The study found flame retardant chemicals in all of the dust samples collected, but not in the air samples.
“These findings underscore how widespread these materials are in indoor environments,” said Asa Bradman, lead author of the study and associate director of the Center for Children’s Environmental Health Research at UC Berkeley. “A growing body of research has found links between flame retardants and a range of human health effects, including neurodevelopmental delays in children. Children are more vulnerable to the health effects of environmental contaminants, so we should be particularly careful to reduce their exposure to harmful chemicals.”
Among the products that contained the chemicals were sofas and nap mats.

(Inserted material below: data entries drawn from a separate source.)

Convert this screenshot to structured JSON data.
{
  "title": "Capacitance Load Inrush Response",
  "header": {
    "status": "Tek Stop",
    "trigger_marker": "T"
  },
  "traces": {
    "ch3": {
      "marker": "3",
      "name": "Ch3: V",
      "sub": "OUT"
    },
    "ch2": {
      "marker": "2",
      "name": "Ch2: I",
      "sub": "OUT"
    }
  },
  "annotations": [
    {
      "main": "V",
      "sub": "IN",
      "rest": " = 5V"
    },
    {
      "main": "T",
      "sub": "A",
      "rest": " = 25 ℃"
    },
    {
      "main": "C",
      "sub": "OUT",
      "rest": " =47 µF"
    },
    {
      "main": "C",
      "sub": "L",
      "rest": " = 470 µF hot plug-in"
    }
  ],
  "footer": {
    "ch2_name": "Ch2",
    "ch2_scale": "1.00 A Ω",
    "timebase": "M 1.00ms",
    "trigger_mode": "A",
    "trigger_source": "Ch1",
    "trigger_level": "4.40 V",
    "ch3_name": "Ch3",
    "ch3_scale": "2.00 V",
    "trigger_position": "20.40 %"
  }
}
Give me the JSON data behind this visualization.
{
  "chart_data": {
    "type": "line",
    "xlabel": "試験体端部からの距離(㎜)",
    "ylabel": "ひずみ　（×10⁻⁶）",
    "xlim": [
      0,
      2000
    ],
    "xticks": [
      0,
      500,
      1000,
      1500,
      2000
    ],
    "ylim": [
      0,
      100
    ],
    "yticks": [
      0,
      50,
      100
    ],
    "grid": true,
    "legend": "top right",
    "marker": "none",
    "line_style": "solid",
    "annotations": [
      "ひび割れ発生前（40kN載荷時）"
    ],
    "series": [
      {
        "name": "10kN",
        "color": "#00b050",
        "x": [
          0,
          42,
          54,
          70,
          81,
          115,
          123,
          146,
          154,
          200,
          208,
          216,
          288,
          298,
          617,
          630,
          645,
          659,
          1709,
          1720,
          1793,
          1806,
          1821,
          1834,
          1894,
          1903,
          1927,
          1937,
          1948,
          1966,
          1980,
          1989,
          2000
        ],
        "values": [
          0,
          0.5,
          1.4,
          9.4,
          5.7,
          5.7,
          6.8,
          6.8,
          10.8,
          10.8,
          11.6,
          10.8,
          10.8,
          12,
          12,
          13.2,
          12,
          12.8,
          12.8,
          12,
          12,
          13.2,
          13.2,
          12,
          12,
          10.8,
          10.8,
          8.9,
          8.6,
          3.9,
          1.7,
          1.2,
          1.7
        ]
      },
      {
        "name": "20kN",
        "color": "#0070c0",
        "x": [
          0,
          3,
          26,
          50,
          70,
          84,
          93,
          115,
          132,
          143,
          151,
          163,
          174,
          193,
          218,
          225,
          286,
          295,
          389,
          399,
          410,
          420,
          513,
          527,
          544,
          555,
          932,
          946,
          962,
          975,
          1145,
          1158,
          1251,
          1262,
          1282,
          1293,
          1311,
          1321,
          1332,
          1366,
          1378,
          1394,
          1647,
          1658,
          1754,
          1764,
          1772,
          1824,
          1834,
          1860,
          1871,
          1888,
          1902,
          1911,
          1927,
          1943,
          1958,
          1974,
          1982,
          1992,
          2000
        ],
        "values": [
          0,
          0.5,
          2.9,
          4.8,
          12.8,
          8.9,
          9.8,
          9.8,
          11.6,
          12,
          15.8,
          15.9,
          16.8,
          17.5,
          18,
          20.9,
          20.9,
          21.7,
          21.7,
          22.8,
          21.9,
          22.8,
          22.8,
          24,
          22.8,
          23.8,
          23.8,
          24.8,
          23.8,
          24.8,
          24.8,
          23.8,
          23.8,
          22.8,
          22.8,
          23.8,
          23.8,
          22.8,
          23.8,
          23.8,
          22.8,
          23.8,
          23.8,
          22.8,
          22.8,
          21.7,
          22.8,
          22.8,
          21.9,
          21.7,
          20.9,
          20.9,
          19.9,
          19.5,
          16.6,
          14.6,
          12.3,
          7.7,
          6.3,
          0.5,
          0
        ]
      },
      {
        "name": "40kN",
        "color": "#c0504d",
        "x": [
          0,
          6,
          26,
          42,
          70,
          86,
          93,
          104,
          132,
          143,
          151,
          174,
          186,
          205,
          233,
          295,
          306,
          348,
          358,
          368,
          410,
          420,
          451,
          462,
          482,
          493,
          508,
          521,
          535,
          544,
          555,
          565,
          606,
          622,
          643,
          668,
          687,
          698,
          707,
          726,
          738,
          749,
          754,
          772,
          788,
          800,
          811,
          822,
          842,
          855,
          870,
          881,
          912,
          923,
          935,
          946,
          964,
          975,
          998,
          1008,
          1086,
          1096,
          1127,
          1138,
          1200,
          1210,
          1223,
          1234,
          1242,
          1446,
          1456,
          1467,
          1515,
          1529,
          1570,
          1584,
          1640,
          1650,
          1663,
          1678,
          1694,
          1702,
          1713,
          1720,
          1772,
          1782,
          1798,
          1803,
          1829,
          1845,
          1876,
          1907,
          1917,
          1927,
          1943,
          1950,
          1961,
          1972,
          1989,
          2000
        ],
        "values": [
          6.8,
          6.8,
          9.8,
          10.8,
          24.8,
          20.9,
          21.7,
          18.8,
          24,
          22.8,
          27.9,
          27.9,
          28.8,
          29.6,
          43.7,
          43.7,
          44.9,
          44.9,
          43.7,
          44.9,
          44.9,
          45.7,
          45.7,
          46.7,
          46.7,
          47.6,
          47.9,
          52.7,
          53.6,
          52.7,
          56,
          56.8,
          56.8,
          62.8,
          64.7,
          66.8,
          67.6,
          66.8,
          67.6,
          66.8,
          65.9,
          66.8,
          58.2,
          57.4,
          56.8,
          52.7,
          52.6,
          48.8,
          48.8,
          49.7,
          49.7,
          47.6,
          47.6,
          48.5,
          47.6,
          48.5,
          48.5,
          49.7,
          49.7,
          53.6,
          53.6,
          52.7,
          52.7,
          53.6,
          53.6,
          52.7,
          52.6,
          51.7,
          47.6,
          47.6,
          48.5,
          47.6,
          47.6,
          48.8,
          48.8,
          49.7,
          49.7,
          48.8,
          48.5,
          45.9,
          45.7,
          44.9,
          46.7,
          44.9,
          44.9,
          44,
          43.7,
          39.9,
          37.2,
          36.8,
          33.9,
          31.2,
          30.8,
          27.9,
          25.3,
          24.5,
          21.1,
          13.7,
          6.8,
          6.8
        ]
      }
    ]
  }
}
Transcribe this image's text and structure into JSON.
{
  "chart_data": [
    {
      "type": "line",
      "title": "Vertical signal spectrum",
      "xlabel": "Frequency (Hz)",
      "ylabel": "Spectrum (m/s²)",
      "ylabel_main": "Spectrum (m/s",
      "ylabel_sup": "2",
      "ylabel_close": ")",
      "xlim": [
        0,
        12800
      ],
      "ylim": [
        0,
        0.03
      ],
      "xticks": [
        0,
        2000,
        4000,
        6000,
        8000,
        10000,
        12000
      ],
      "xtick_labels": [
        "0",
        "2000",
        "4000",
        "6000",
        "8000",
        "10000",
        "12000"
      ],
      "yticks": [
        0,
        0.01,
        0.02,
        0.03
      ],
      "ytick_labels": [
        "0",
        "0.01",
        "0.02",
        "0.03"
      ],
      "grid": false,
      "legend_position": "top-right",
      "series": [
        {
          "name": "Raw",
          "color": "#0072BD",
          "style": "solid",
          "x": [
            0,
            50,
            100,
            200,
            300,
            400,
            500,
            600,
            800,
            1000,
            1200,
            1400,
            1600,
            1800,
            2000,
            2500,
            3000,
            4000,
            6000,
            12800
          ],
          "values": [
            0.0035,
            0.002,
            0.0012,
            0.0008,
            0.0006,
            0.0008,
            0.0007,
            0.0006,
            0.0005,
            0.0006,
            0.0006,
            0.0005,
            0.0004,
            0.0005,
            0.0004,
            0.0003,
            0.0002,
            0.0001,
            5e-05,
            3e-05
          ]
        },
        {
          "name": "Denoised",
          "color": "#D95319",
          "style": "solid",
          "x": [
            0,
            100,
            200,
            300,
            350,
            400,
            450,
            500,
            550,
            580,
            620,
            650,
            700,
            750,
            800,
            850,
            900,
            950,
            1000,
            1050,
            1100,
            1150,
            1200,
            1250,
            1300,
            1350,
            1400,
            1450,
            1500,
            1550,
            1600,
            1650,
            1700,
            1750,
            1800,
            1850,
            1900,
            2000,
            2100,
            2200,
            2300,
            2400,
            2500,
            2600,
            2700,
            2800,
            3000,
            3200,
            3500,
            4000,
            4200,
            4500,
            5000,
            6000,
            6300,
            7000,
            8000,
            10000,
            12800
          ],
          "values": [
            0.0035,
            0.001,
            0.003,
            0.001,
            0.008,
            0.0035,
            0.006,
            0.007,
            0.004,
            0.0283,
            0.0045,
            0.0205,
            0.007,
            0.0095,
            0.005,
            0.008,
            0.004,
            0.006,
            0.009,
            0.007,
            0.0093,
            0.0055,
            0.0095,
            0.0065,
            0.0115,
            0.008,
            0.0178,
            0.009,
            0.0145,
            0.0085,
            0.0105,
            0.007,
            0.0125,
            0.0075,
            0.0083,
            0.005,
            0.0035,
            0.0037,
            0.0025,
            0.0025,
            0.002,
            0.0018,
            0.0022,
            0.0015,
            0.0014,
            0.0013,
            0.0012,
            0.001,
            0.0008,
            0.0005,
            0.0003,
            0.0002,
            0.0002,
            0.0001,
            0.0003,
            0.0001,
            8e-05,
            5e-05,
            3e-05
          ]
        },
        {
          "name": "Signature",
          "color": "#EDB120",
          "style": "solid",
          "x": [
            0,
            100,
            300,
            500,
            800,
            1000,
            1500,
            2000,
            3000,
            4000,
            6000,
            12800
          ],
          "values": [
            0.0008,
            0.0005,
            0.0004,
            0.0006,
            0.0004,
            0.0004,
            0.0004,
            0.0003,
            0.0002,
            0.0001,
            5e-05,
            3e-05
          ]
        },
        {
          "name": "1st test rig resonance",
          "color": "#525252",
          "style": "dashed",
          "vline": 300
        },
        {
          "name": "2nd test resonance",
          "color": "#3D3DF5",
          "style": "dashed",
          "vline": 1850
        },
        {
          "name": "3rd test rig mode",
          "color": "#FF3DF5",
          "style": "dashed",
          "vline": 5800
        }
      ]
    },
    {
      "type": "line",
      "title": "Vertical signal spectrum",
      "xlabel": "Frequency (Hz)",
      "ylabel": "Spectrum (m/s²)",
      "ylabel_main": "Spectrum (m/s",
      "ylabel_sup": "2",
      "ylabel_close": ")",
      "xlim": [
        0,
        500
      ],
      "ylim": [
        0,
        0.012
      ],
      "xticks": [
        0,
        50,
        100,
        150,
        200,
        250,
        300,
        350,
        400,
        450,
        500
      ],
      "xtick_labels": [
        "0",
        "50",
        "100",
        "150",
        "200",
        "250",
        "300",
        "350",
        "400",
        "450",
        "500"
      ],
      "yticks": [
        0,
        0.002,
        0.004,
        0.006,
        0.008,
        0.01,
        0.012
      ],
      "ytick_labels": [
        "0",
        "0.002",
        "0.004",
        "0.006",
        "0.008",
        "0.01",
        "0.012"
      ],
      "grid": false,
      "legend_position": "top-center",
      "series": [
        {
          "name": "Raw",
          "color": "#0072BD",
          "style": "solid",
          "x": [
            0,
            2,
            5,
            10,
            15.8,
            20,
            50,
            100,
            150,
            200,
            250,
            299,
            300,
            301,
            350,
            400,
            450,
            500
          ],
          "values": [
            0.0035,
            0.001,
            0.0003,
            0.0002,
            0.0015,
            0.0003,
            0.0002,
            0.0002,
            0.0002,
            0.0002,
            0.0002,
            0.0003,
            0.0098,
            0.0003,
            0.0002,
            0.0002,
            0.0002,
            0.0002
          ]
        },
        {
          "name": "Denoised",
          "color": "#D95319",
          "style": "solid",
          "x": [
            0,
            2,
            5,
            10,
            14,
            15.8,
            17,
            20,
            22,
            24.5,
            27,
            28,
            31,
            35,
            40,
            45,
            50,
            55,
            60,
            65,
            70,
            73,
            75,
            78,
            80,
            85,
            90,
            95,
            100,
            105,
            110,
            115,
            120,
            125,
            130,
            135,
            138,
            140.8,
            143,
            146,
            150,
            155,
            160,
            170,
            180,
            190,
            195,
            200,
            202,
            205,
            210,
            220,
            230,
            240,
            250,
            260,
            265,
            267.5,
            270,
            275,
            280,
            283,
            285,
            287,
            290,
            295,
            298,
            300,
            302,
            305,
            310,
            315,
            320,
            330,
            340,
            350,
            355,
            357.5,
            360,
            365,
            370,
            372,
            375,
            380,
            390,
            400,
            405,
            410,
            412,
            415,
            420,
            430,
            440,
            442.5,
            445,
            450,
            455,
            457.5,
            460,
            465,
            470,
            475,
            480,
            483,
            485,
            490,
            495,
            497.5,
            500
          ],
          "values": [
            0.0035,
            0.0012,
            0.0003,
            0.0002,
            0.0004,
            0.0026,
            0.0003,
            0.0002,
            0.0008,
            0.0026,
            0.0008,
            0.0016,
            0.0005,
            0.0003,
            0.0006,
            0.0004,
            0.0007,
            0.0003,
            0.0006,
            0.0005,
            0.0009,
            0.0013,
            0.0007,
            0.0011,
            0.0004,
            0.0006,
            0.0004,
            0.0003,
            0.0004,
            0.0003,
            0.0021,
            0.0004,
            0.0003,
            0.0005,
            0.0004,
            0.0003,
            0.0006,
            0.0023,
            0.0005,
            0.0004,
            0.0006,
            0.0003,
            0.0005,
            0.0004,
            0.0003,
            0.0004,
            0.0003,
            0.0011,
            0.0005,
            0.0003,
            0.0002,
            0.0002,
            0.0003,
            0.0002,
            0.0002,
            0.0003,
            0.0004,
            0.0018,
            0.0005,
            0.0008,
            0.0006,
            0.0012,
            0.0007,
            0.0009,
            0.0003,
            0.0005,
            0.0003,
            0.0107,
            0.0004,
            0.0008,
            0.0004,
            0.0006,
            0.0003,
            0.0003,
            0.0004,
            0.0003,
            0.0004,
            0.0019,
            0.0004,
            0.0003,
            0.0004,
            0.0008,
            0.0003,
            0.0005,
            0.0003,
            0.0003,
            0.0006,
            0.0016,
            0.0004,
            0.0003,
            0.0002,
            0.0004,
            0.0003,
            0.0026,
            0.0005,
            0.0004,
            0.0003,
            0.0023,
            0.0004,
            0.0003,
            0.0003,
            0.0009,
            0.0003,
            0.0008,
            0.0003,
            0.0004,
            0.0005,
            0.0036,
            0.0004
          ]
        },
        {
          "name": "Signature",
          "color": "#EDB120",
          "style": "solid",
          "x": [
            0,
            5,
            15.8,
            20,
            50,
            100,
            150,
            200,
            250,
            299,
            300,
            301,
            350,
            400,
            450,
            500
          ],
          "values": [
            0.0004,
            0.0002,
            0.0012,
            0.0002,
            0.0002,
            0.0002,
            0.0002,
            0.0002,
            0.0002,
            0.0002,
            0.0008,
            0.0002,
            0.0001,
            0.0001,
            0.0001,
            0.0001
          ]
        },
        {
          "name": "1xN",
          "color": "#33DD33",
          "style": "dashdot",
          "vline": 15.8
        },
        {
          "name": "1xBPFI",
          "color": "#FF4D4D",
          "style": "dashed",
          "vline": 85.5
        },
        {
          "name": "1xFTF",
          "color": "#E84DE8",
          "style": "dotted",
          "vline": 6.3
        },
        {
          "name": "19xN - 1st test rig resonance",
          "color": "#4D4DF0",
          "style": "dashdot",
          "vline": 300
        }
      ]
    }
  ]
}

California banned some of the chemicals found in the study in 2006. Furniture manufacturers began phasing them out, according to the researchers, but products made before the ban are still found in many homes and facilities.
Gov. Jerry Brown has updated rules that go into effect next year requiring fabrics on upholstered furniture to be able to withstand smoldering flames, such as that of a cigarette. The researchers say furniture manufacturers will be able to meet that standard without using the banned chemicals.
The study was published in Chemosphere.